Objectives:   The purpose of this study was to characterize the nature of sensory integration abilities in ASD, using a set of stimuli that systematically varied the relationship between speech and co-expressive gesture.  We had two primary aims.  The first aim was to test whether participants integrated speech and complementary gestures, when gesture was not necessary for understanding the speaker’s message (i.e., speech and gesture provided similar semantic information).  The second aim was to test sensory integration of speech and supplementary gesture, when integration was necessary for understanding (i.e., speech alone did not provide adequate information).
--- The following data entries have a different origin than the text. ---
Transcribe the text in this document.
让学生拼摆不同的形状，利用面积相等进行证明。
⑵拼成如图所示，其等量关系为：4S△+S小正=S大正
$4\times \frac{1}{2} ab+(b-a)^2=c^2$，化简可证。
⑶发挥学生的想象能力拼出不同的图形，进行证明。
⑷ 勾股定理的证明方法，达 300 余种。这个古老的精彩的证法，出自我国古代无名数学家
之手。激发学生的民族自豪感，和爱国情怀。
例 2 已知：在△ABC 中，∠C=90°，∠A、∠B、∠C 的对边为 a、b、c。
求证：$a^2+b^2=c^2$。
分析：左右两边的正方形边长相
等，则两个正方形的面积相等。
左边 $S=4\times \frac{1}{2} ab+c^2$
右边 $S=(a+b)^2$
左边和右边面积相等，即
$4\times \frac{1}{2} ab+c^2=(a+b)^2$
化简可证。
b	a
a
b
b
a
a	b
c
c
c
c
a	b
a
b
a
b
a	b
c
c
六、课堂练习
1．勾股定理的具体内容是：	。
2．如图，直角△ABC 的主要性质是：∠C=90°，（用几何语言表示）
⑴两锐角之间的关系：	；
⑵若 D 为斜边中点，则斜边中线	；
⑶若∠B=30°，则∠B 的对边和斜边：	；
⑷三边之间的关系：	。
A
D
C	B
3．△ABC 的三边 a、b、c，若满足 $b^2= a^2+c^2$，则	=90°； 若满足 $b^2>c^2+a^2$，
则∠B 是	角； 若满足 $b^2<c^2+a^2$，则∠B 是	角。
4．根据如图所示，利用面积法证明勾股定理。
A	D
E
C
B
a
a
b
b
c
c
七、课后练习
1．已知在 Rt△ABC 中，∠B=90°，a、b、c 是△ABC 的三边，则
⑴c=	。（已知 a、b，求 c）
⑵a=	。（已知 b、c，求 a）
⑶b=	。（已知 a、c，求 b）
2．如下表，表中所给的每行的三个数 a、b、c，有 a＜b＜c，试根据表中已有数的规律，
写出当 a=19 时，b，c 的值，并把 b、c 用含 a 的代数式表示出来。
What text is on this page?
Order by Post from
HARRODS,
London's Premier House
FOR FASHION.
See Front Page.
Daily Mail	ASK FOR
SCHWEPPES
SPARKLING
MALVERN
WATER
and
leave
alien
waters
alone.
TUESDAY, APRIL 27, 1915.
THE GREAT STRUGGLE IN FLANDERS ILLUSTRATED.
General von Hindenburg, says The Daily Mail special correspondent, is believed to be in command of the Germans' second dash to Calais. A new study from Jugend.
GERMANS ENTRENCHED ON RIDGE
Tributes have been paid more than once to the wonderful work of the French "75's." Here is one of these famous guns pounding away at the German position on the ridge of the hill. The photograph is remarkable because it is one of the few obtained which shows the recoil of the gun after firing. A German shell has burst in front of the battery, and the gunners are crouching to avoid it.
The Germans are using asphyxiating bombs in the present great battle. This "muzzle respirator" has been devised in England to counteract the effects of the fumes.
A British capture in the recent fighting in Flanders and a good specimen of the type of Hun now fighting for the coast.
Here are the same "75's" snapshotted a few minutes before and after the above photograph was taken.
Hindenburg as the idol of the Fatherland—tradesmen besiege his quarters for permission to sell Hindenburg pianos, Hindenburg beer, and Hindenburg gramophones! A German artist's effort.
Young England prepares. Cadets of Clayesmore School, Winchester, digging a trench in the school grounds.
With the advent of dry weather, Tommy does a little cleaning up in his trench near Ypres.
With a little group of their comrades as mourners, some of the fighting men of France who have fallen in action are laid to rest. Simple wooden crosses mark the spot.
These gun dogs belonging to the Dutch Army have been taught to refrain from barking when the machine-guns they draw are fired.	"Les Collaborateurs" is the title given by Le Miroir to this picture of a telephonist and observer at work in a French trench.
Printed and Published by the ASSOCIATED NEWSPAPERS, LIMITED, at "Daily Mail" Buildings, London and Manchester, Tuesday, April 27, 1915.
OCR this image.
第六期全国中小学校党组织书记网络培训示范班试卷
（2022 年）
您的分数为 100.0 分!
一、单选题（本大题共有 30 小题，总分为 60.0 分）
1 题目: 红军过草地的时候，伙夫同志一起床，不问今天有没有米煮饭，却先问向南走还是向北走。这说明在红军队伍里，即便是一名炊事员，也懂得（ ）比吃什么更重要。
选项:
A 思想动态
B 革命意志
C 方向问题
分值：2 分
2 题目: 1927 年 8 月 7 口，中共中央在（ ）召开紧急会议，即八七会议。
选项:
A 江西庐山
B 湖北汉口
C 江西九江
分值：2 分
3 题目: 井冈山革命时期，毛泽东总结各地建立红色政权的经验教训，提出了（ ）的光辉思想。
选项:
Methods:   Participants were 26 adolescents with high-functioning ASD and 25 typically developing controls matched on age, gender, and VIQ.  In Experiment 1, speech and gesture integration was assessed through quantitative analyses of eye fixations during a video-based task. Participants watched a man describing one of four shapes (target, speech competitor, gesture competitor, distractor) shown on a computer screen.  Half of the videos depicted natural speech-and-gesture combinations, while the other half depicted speech-only descriptions.  Participants clicked on the shape that the speaker described. Since gesture typically precedes speech, we hypothesized that TD controls would visually fixate the target shape earlier on speech-and-gesture trials compared to speech-only trials, indicating immediate integration of audiovisual information. We hypothesized that the ASD group would not show this effect. In Experiment 2, participants watched a man describing one of four pictures, this time including a homophone pair (e.g., baseball-bat or animal-bat). The man’s co-expressive gestures provided semantic information required for reference resolution.  Participants clicked on the picture that they thought he described.  Item accuracy scores were analyzed to determine whether participants appropriately integrated speech and gesture.

Results:   Data from Experiment 1 were analyzed using mixed logit models, which predicted the probability that the participant fixated the speech competitor at any point from 200 to 800 ms after the onset of the target word.  The model had fixed effects for group (ASD versus control) and condition (speech-only versus speech-and-gesture), and random intercepts and slopes for participants and items.  The interaction between group and condition was significant (β=.65, z=2.1, p<.05).  For controls, the proportion of trials with a fixation to the speech competitor was significantly reduced in the speech-and-gesture condition (.39) compared to the speech-only condition (.56), suggesting audio-visual integration (β=-.82, z=-3.6, p<.0005).  For the ASD group, the effect of condition was nonsignificant (speech-and-gesture: .42 versus speech-only: .40; z<1).  For Experiment 2, accuracy scores were analyzed using a mixed logit model, which indicated no group differences.

Conclusions: These findings suggest that individuals with ASD fail to integrate gesture and speech when it is beneficial, but not necessary for understanding (Experiment 1).  However, once speech becomes ambiguous, as with homophones, individuals with ASD can utilize semantic information embodied in gesture to improve their comprehension (Experiment 2).